Till the small girls faded and she was stood with him in the dust, in their particle-wave duality. And he would be in his element, in the quiet fug as he set the cogs in motion. Gears moved and wheels turned, firing bits of muck and fluff into the air. Beetles scuttled and woodlice trundled out of sight as the universe in the shed sparked life, shaking the detritus from the gloom.
And there they stood in the photons, as he burbled through his ideas and concepts and his thoughts danced around her like a flutter of butterflies, their fresh fragile wings entangling her hair.
They flew up from the contraption and out through spacetime, released into the universe, like a tensor, like a field equation of their life to come.
And she observed it all, sat high upon the shed roof, ruffling her feathers and watching herself take form.
There was a shed and The Machine, there was a bookcase and a girl. And everything rippled and reverberated out. Irrepressible, on that day, in the embryo of their world.

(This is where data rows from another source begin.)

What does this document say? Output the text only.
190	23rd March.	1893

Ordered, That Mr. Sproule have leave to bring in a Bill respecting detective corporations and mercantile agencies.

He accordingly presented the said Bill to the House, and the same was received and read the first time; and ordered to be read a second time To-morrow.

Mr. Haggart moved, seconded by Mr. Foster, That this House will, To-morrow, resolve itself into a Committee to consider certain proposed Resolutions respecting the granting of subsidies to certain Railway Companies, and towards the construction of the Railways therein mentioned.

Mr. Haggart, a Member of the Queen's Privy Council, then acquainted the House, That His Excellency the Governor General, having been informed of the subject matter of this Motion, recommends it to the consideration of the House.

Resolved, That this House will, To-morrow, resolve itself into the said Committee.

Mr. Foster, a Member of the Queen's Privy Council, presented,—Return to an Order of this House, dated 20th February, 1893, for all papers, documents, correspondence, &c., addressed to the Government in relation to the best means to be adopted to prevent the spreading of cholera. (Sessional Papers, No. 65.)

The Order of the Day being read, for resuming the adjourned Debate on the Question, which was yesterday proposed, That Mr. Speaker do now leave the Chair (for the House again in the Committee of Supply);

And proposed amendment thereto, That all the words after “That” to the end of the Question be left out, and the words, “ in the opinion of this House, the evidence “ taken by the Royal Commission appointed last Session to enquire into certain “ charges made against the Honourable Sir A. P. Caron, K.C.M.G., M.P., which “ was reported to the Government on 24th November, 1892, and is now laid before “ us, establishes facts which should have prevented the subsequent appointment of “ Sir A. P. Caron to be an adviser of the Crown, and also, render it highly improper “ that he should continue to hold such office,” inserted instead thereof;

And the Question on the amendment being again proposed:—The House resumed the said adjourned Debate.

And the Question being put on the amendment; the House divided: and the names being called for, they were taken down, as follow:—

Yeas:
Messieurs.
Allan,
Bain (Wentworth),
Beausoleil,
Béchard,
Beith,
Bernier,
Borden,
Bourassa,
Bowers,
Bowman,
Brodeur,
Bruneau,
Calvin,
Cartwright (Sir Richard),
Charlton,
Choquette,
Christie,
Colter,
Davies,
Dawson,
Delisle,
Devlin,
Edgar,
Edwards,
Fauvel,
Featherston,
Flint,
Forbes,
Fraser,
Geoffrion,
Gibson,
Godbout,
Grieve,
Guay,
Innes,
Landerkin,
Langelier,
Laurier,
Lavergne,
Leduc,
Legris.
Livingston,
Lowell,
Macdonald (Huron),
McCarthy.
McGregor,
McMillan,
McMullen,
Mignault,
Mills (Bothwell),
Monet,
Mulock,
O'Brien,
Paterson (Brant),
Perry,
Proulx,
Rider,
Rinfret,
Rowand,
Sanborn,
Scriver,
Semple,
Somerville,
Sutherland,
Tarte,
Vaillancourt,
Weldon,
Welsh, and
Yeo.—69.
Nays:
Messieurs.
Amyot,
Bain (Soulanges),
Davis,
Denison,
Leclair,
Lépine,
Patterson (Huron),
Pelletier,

And she breathed out as unseen birds sang and beaks opened loud and glorious, as if to say all’s well.
Maybe it would be on a Saturday and the pavements would shine dark, of course it didn’t matter and we’d cut through from the car park somewhere, turn left by The Baguette Shop and try to find the last remaining seats.
Jazz played, of course and the mothering comfort of coffee making sounds hissed and chinked and steamed up the view. And if we were lucky, we’d get the seats by the window and watch the humans go by. My earl grey was hot and I’d watch their disposable gloved hands load up the French bread with chicken salad, of course. And with a choice of six toppings I’d be reckless and wild and choose red pepper and grapes.
And we’d sit not too far down the road from Tyrell & Green, in the days before it became a nightclub, in the days before I waddled in there in my lilac ditsy print, to choose the rocking chair that held me while my back ached, which cocooned me while my tummy lurched.
We bought the footstool to go with it and somehow the print on the champagne fabric reminded me of a painting by Jean Miro from the days when I spiked my hair in orange mousse, when I pulled away from home and looked for myself in northern streets, in clanking lifts, in old buildings, with the smell of stretched calico on canvas.
There was something reassuring about the Jean Miro print underneath my swelling ankles as I rocked, as I soothed and it soothed me in the memory of when I wore zebra print, but not then. Then I held tight and held on as the spasms charged up my spine, as I took on my new form.
I liked Tyrell & Green and waddling in late summer, stacking up on the things we’d need for the journey ahead and while I twinged and swayed, somewhere just down the road in the steamed up Baguette Shop we sat looking out, Waterstones bags to our right, of course. And you ate prawns and I ate grapes and our Saturdays unfurled with raindrops down the window and the splintering shapes of humans doing their thing.
I always found it hard to hitch myself up on the high stools but once there I was content. Baguettes and books, wet streets which shimmered with the people that we’d become. On a Saturday through the filters of back then.